Para a maioria dos compradores de VUS em Sampa, é mais provável que um ambiente de liberdade ao ar livre seja algum simpático café com mesinhas na calçada no Itaim Bibi, e não a floresta amazônica.
Mas não faz mal. Afinal, o importante na vida é a imagem.
Os VUS são enormes, pesados e ostentam janelas por toda a sua extensão, como o convés de vigia de alguma velha máquina voadora zepelim.
Os novos-ricos os estacionam em bandos diante dos pontos de consumo alcoólico preferidos dos VUS, como o Parigi, em São Paulo.
Eles têm nomes como Range Rover -o veículo que inventou a raça horrorosa, nos longínquos idos de 1970- e Jeep Cherokee.
Têm mais ou menos o dobro da altura de um carro comum e, quando entram em choque com seu carro comum, típico de gente pobre, simplesmente passam por cima de você.
O "The Washington Times" diz que esses mastodontes chupam tanta gasolina que, se você for dono de um deles, deveria pedir desculpas ao planeta. O VUS, segundo o jornal, é representativo de um estilo de vida devastador: aço, combustível, poluição, gases causadores do efeito estufa, rodovias asfaltadas e subúrbios espalhados, tudo em excesso.

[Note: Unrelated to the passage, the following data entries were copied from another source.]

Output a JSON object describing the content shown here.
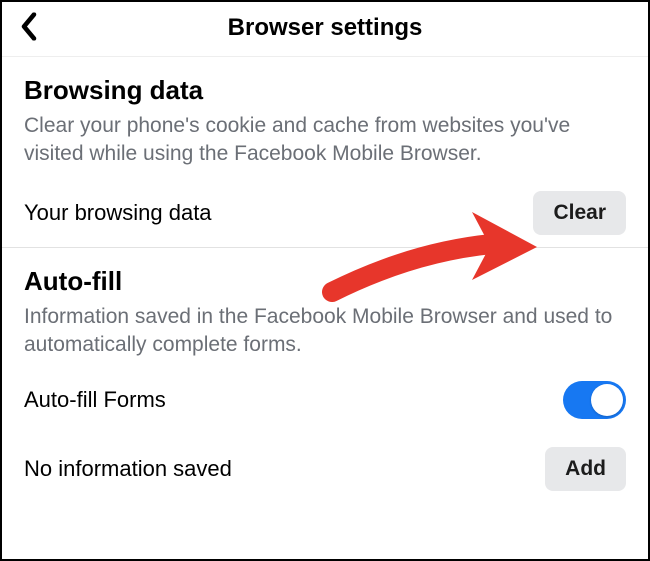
{
  "header": {
    "title": "Browser settings"
  },
  "browsing": {
    "title": "Browsing data",
    "description": "Clear your phone's cookie and cache from websites you've visited while using the Facebook Mobile Browser.",
    "row_label": "Your browsing data",
    "clear_label": "Clear"
  },
  "autofill": {
    "title": "Auto-fill",
    "description": "Information saved in the Facebook Mobile Browser and used to automatically complete forms.",
    "forms_label": "Auto-fill Forms",
    "forms_enabled": true,
    "empty_label": "No information saved",
    "add_label": "Add"
  },
  "colors": {
    "toggle_on": "#1778f2",
    "arrow": "#e7362b"
  }
}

Nas últimas semanas de 1999, com fanfarra presidencial, a Agência Norte-Americana de Proteção Ambiental estendeu à categoria de "caminhões leves", que abrange a maioria dos VUS, os critérios de emissões de gases da categoria "automóveis".
Mas, por mais que se esforcem, os ativistas verdes não conseguem refrear nossa sede nova-rica de excesso. Quase metade dos veículos novos adquiridos por gringos é de VUS, minivans ou picapes. Apesar de custarem caro no Brasil, cada vez mais eles lotam nossas ruas já engarrafadas.
Quanto mais ricos nos tornamos, mais natureza destruímos.

Motivos bizarros
As pessoas raramente compram carros por razões lógicas e sensatas. O porquê de milhões de compradores se deixarem seduzir por veículos que são oxímoros automobilísticos -afinal, "veículo esportivo de luxo" e "off-roader" são contradições automotivas- é um tema que ainda deixa perplexos os fabricantes mundiais de veículos.
Esses "automóveis" VUS chupam muito combustível, rolam demais nas curvas, são mais lentos e menos confortáveis do que sedãs de preço comparável. Apesar disso, as pessoas os adoram.
A maior fabricante mundial dos elefantes VUS é a Ford.
Outra crítica dos VUS, Susan Ellicott, faz algumas previsões irônicas sobre o que a montadora estaria planejando para os VUS futuros e muito maiores.
Ellicott diz que informações não confirmadas vazadas da indústria automobilística indicam que o Extravagance, versão aperfeiçoada do Exorbitance, ele próprio um "upgrade" do antes popular Explorer, é o precursor de vários modelos utilitários esportivos ainda maiores e mais pesados, cujo lançamento está previsto para os próximos três anos.
Outro que já está nas pranchetas dos projetistas é o Extraneous, um veículo esportivo de 5,8 metros de comprimento que, na realidade, não passa de um Taurus fixado a uma bola de aço de quatro toneladas.
Consta que o Extraneous é extremamente seguro, exceto quando está em movimento.
Ellicott revela ainda outra informação confidencial: que, até o fim de 2001, a empresa pretende lançar o máximo em matéria de modelos VUS, o Excessive.
A julgar pelas informações recebidas, o Excessive pode ter até 12 metros de comprimento e pesar espantosas cinco toneladas.
Destinado ao uso de indivíduos que produzem sêmen em excesso, o veículo poderá acomodar 20 pessoas, em quatro fileiras de assentos. As versões de luxo do Excessive vão incluir amplo espaço de dormitório, uma área de jantar, um espaço para as crianças brincarem e um quartinho de empregada.
Consta que os opcionais extras, que com certeza vão agradar aos frequentadores habituais do Parigi, incluem uma simulação em estilo Imax do salão de corretagem de ações da Bolsa de Valores de Nova York.